Online fiscalization, implemented by the Ministry of Finance, and the My Data For My Bank project, implemented by the Office for IT and eGovernment, are both excellent examples of digitalisation
When it comes to digitalisation, our committee sees an opportunity to further the digitalisation of operations in cooperation between the public and private sectors. Public administration procedures have been accelerated markedly though the interlinking of state institutions and the automating of document exchange. We believe that similar cooperation with state authorities among banks, mobile operators, insurance companies and other businesses can contribute to the increased efficiency and security of operations. Exchanging data with the Tax Administration, the Social Security Register and the Credit Bureau, with the aim of assessing actual creditworthiness and protection against fraud, enabling the verifying of the validity of an ID card through the Interior Ministry in the concluding of a contract or utilising the eGovernment’s e-Sanduče [post box] for the delivery of documents, are just a few examples of where we see that potential. Of course, a lot has been achieved already. Online fiscalization, which has been implemented by the Ministry of Finance, as well as the My Data For My Bank project [Moji podaci za banku] that’s been implemented by the Office for IT and eGovernment, both represent excellent examples.
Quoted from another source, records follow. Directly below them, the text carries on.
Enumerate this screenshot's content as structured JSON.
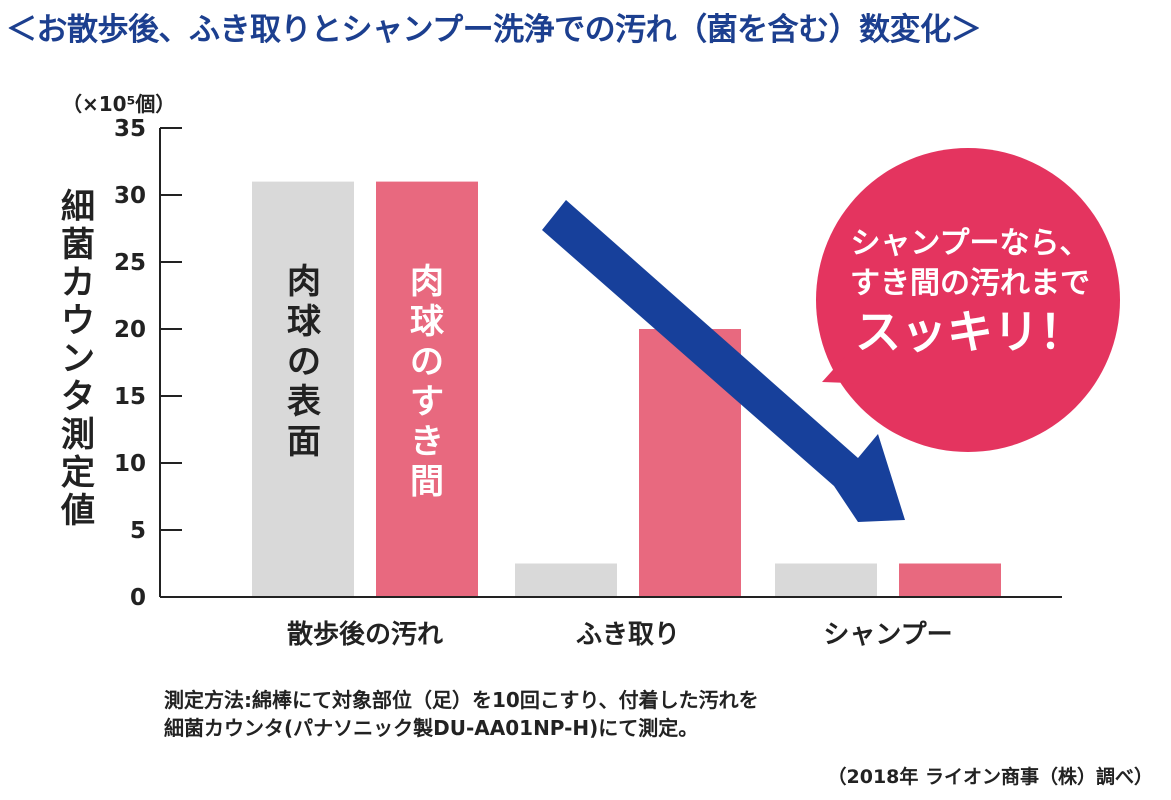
{
  "title": "＜お散歩後、ふき取りとシャンプー洗浄での汚れ（菌を含む）数変化＞",
  "unit_label": "（×10⁵個）",
  "ylabel_chars": [
    "細",
    "菌",
    "カ",
    "ウ",
    "ン",
    "タ",
    "測",
    "定",
    "値"
  ],
  "bubble": {
    "line1": "シャンプーなら、",
    "line2": "すき間の汚れまで",
    "line3": "スッキリ！"
  },
  "bar_labels": {
    "surface": [
      "肉",
      "球",
      "の",
      "表",
      "面"
    ],
    "gap": [
      "肉",
      "球",
      "の",
      "す",
      "き",
      "間"
    ]
  },
  "note": {
    "line1": "測定方法:綿棒にて対象部位（足）を10回こすり、付着した汚れを",
    "line2": "細菌カウンタ(パナソニック製DU-AA01NP-H)にて測定。"
  },
  "source": "（2018年 ライオン商事（株）調べ）",
  "colors": {
    "surface": "#d9d9d9",
    "gap": "#e8697f",
    "arrow": "#17409b",
    "bubble": "#e4345f",
    "title": "#1c3f8f"
  },
  "chart_data": {
    "type": "bar",
    "categories": [
      "散歩後の汚れ",
      "ふき取り",
      "シャンプー"
    ],
    "series": [
      {
        "name": "肉球の表面",
        "values": [
          31,
          2.5,
          2.5
        ]
      },
      {
        "name": "肉球のすき間",
        "values": [
          31,
          20,
          2.5
        ]
      }
    ],
    "ylabel": "細菌カウンタ測定値",
    "yunit": "×10⁵個",
    "ylim": [
      0,
      35
    ],
    "yticks": [
      0,
      5,
      10,
      15,
      20,
      25,
      30,
      35
    ],
    "grid": false
  }
}
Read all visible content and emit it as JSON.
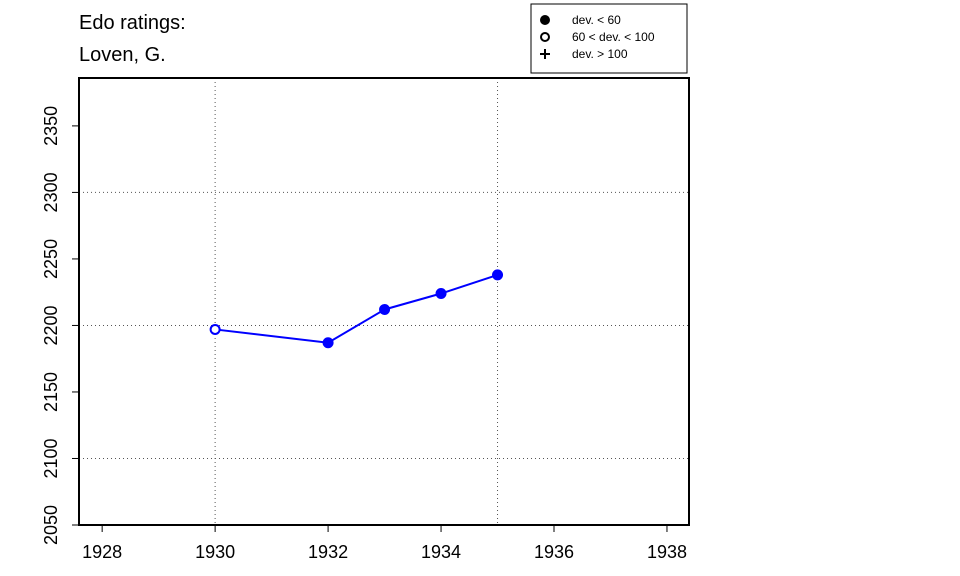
{
  "chart_data": {
    "type": "line",
    "title": "Edo ratings:",
    "subtitle": "Loven, G.",
    "x": [
      1930,
      1932,
      1933,
      1934,
      1935
    ],
    "series": [
      {
        "color": "#0000ff",
        "values": [
          2197,
          2187,
          2212,
          2224,
          2238
        ],
        "markers": [
          "open",
          "filled",
          "filled",
          "filled",
          "filled"
        ]
      }
    ],
    "xlim": [
      1927.59,
      1938.39
    ],
    "ylim": [
      2050,
      2386
    ],
    "xticks": [
      1928,
      1930,
      1932,
      1934,
      1936,
      1938
    ],
    "yticks": [
      2050,
      2100,
      2150,
      2200,
      2250,
      2300,
      2350
    ],
    "xgrid": [
      1930,
      1935
    ],
    "ygrid": [
      2100,
      2200,
      2300
    ],
    "legend": [
      {
        "label": "dev. < 60",
        "symbol": "filled"
      },
      {
        "label": "60 < dev. < 100",
        "symbol": "open"
      },
      {
        "label": "dev. > 100",
        "symbol": "plus"
      }
    ],
    "legend_position": "top-right"
  }
}
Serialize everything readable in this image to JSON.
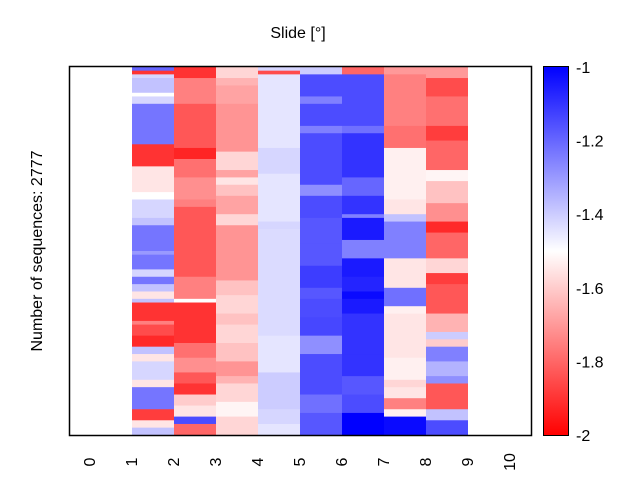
{
  "chart_data": {
    "type": "heatmap",
    "title": "Slide [°]",
    "xlabel": "",
    "ylabel": "Number of sequences: 2777",
    "n_sequences": 2777,
    "x_ticks": [
      "0",
      "1",
      "2",
      "3",
      "4",
      "5",
      "6",
      "7",
      "8",
      "9",
      "10"
    ],
    "xlim": [
      0,
      10
    ],
    "colorbar": {
      "range": [
        -2,
        -1
      ],
      "ticks": [
        "-1",
        "-1.2",
        "-1.4",
        "-1.6",
        "-1.8",
        "-2"
      ],
      "tick_values": [
        -1,
        -1.2,
        -1.4,
        -1.6,
        -1.8,
        -2
      ],
      "colormap": [
        "#ff0000",
        "#ffffff",
        "#0000ff"
      ],
      "colormap_stops": [
        -2,
        -1.5,
        -1
      ]
    },
    "columns": [
      {
        "slide": 1,
        "segments": [
          [
            0.0,
            0.01,
            -1.2
          ],
          [
            0.01,
            0.02,
            -1.9
          ],
          [
            0.02,
            0.03,
            -1.42
          ],
          [
            0.03,
            0.07,
            -1.38
          ],
          [
            0.07,
            0.08,
            -1.5
          ],
          [
            0.08,
            0.1,
            -1.42
          ],
          [
            0.1,
            0.21,
            -1.23
          ],
          [
            0.21,
            0.27,
            -1.9
          ],
          [
            0.27,
            0.34,
            -1.55
          ],
          [
            0.34,
            0.36,
            -1.5
          ],
          [
            0.36,
            0.38,
            -1.42
          ],
          [
            0.38,
            0.41,
            -1.42
          ],
          [
            0.41,
            0.43,
            -1.38
          ],
          [
            0.43,
            0.46,
            -1.23
          ],
          [
            0.46,
            0.5,
            -1.23
          ],
          [
            0.5,
            0.51,
            -1.3
          ],
          [
            0.51,
            0.55,
            -1.23
          ],
          [
            0.55,
            0.57,
            -1.42
          ],
          [
            0.57,
            0.59,
            -1.23
          ],
          [
            0.59,
            0.61,
            -1.38
          ],
          [
            0.61,
            0.63,
            -1.55
          ],
          [
            0.63,
            0.64,
            -1.38
          ],
          [
            0.64,
            0.69,
            -1.9
          ],
          [
            0.69,
            0.7,
            -1.75
          ],
          [
            0.7,
            0.73,
            -1.85
          ],
          [
            0.73,
            0.76,
            -1.92
          ],
          [
            0.76,
            0.78,
            -1.38
          ],
          [
            0.78,
            0.8,
            -1.55
          ],
          [
            0.8,
            0.85,
            -1.42
          ],
          [
            0.85,
            0.87,
            -1.55
          ],
          [
            0.87,
            0.93,
            -1.23
          ],
          [
            0.93,
            0.96,
            -1.88
          ],
          [
            0.96,
            0.98,
            -1.55
          ],
          [
            0.98,
            1.0,
            -1.38
          ]
        ]
      },
      {
        "slide": 2,
        "segments": [
          [
            0.0,
            0.03,
            -1.9
          ],
          [
            0.03,
            0.1,
            -1.75
          ],
          [
            0.1,
            0.22,
            -1.83
          ],
          [
            0.22,
            0.25,
            -1.93
          ],
          [
            0.25,
            0.3,
            -1.78
          ],
          [
            0.3,
            0.36,
            -1.72
          ],
          [
            0.36,
            0.38,
            -1.75
          ],
          [
            0.38,
            0.57,
            -1.83
          ],
          [
            0.57,
            0.63,
            -1.75
          ],
          [
            0.63,
            0.64,
            -1.5
          ],
          [
            0.64,
            0.75,
            -1.9
          ],
          [
            0.75,
            0.79,
            -1.78
          ],
          [
            0.79,
            0.83,
            -1.72
          ],
          [
            0.83,
            0.86,
            -1.83
          ],
          [
            0.86,
            0.89,
            -1.9
          ],
          [
            0.89,
            0.92,
            -1.6
          ],
          [
            0.92,
            0.95,
            -1.55
          ],
          [
            0.95,
            0.97,
            -1.15
          ],
          [
            0.97,
            1.0,
            -1.8
          ]
        ]
      },
      {
        "slide": 3,
        "segments": [
          [
            0.0,
            0.03,
            -1.58
          ],
          [
            0.03,
            0.05,
            -1.65
          ],
          [
            0.05,
            0.1,
            -1.68
          ],
          [
            0.1,
            0.23,
            -1.71
          ],
          [
            0.23,
            0.28,
            -1.58
          ],
          [
            0.28,
            0.3,
            -1.68
          ],
          [
            0.3,
            0.32,
            -1.55
          ],
          [
            0.32,
            0.35,
            -1.62
          ],
          [
            0.35,
            0.4,
            -1.68
          ],
          [
            0.4,
            0.43,
            -1.58
          ],
          [
            0.43,
            0.58,
            -1.71
          ],
          [
            0.58,
            0.62,
            -1.62
          ],
          [
            0.62,
            0.67,
            -1.58
          ],
          [
            0.67,
            0.7,
            -1.62
          ],
          [
            0.7,
            0.75,
            -1.58
          ],
          [
            0.75,
            0.8,
            -1.62
          ],
          [
            0.8,
            0.84,
            -1.71
          ],
          [
            0.84,
            0.86,
            -1.65
          ],
          [
            0.86,
            0.91,
            -1.58
          ],
          [
            0.91,
            0.95,
            -1.52
          ],
          [
            0.95,
            1.0,
            -1.58
          ]
        ]
      },
      {
        "slide": 4,
        "segments": [
          [
            0.0,
            0.01,
            -1.42
          ],
          [
            0.01,
            0.02,
            -1.85
          ],
          [
            0.02,
            0.22,
            -1.45
          ],
          [
            0.22,
            0.24,
            -1.42
          ],
          [
            0.24,
            0.29,
            -1.42
          ],
          [
            0.29,
            0.42,
            -1.45
          ],
          [
            0.42,
            0.44,
            -1.42
          ],
          [
            0.44,
            0.73,
            -1.43
          ],
          [
            0.73,
            0.79,
            -1.45
          ],
          [
            0.79,
            0.83,
            -1.45
          ],
          [
            0.83,
            0.93,
            -1.4
          ],
          [
            0.93,
            0.97,
            -1.42
          ],
          [
            0.97,
            1.0,
            -1.45
          ]
        ]
      },
      {
        "slide": 5,
        "segments": [
          [
            0.0,
            0.02,
            -1.4
          ],
          [
            0.02,
            0.08,
            -1.15
          ],
          [
            0.08,
            0.1,
            -1.25
          ],
          [
            0.1,
            0.16,
            -1.15
          ],
          [
            0.16,
            0.18,
            -1.25
          ],
          [
            0.18,
            0.32,
            -1.15
          ],
          [
            0.32,
            0.35,
            -1.28
          ],
          [
            0.35,
            0.41,
            -1.15
          ],
          [
            0.41,
            0.48,
            -1.17
          ],
          [
            0.48,
            0.54,
            -1.17
          ],
          [
            0.54,
            0.6,
            -1.12
          ],
          [
            0.6,
            0.63,
            -1.17
          ],
          [
            0.63,
            0.68,
            -1.15
          ],
          [
            0.68,
            0.73,
            -1.14
          ],
          [
            0.73,
            0.78,
            -1.28
          ],
          [
            0.78,
            0.84,
            -1.15
          ],
          [
            0.84,
            0.89,
            -1.15
          ],
          [
            0.89,
            0.94,
            -1.22
          ],
          [
            0.94,
            1.0,
            -1.17
          ]
        ]
      },
      {
        "slide": 6,
        "segments": [
          [
            0.0,
            0.02,
            -1.8
          ],
          [
            0.02,
            0.16,
            -1.15
          ],
          [
            0.16,
            0.18,
            -1.22
          ],
          [
            0.18,
            0.3,
            -1.1
          ],
          [
            0.3,
            0.35,
            -1.2
          ],
          [
            0.35,
            0.4,
            -1.1
          ],
          [
            0.4,
            0.41,
            -1.25
          ],
          [
            0.41,
            0.47,
            -1.05
          ],
          [
            0.47,
            0.52,
            -1.25
          ],
          [
            0.52,
            0.57,
            -1.05
          ],
          [
            0.57,
            0.61,
            -1.07
          ],
          [
            0.61,
            0.63,
            -1.02
          ],
          [
            0.63,
            0.67,
            -1.05
          ],
          [
            0.67,
            0.7,
            -1.1
          ],
          [
            0.7,
            0.78,
            -1.1
          ],
          [
            0.78,
            0.84,
            -1.1
          ],
          [
            0.84,
            0.89,
            -1.17
          ],
          [
            0.89,
            0.94,
            -1.15
          ],
          [
            0.94,
            1.0,
            -1.0
          ]
        ]
      },
      {
        "slide": 7,
        "segments": [
          [
            0.0,
            0.02,
            -1.7
          ],
          [
            0.02,
            0.16,
            -1.75
          ],
          [
            0.16,
            0.22,
            -1.78
          ],
          [
            0.22,
            0.36,
            -1.53
          ],
          [
            0.36,
            0.4,
            -1.55
          ],
          [
            0.4,
            0.42,
            -1.38
          ],
          [
            0.42,
            0.52,
            -1.25
          ],
          [
            0.52,
            0.6,
            -1.55
          ],
          [
            0.6,
            0.65,
            -1.22
          ],
          [
            0.65,
            0.67,
            -1.53
          ],
          [
            0.67,
            0.79,
            -1.55
          ],
          [
            0.79,
            0.85,
            -1.53
          ],
          [
            0.85,
            0.87,
            -1.58
          ],
          [
            0.87,
            0.9,
            -1.55
          ],
          [
            0.9,
            0.93,
            -1.75
          ],
          [
            0.93,
            0.95,
            -1.53
          ],
          [
            0.95,
            1.0,
            -1.02
          ]
        ]
      },
      {
        "slide": 8,
        "segments": [
          [
            0.0,
            0.03,
            -1.7
          ],
          [
            0.03,
            0.08,
            -1.85
          ],
          [
            0.08,
            0.16,
            -1.78
          ],
          [
            0.16,
            0.2,
            -1.88
          ],
          [
            0.2,
            0.28,
            -1.8
          ],
          [
            0.28,
            0.31,
            -1.52
          ],
          [
            0.31,
            0.37,
            -1.62
          ],
          [
            0.37,
            0.42,
            -1.72
          ],
          [
            0.42,
            0.45,
            -1.92
          ],
          [
            0.45,
            0.52,
            -1.8
          ],
          [
            0.52,
            0.56,
            -1.58
          ],
          [
            0.56,
            0.59,
            -1.88
          ],
          [
            0.59,
            0.67,
            -1.83
          ],
          [
            0.67,
            0.72,
            -1.65
          ],
          [
            0.72,
            0.74,
            -1.4
          ],
          [
            0.74,
            0.76,
            -1.6
          ],
          [
            0.76,
            0.8,
            -1.25
          ],
          [
            0.8,
            0.84,
            -1.35
          ],
          [
            0.84,
            0.86,
            -1.28
          ],
          [
            0.86,
            0.93,
            -1.83
          ],
          [
            0.93,
            0.96,
            -1.38
          ],
          [
            0.96,
            1.0,
            -1.15
          ]
        ]
      }
    ]
  }
}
Instituting the fifth-generation network will lead to drastic reductions in data transmission delays, which creates room to apply innovative solutions in industry. The automation and robotisation of business processes using 5G can contribute significantly to increasing productivity. Operating a large number of sensors will enable much shorter response times and reduce room for error, while the way decisions are made will be changed by basing the decision-making process on the large amounts of new data generated by those sensors. However, this is greatly dependent on the ambitions and plans of a country’s industries – from agriculture to the auto industry. At the level of private individuals as users, we are awaited by the application of 5G in various fields, from medicine to entertainment.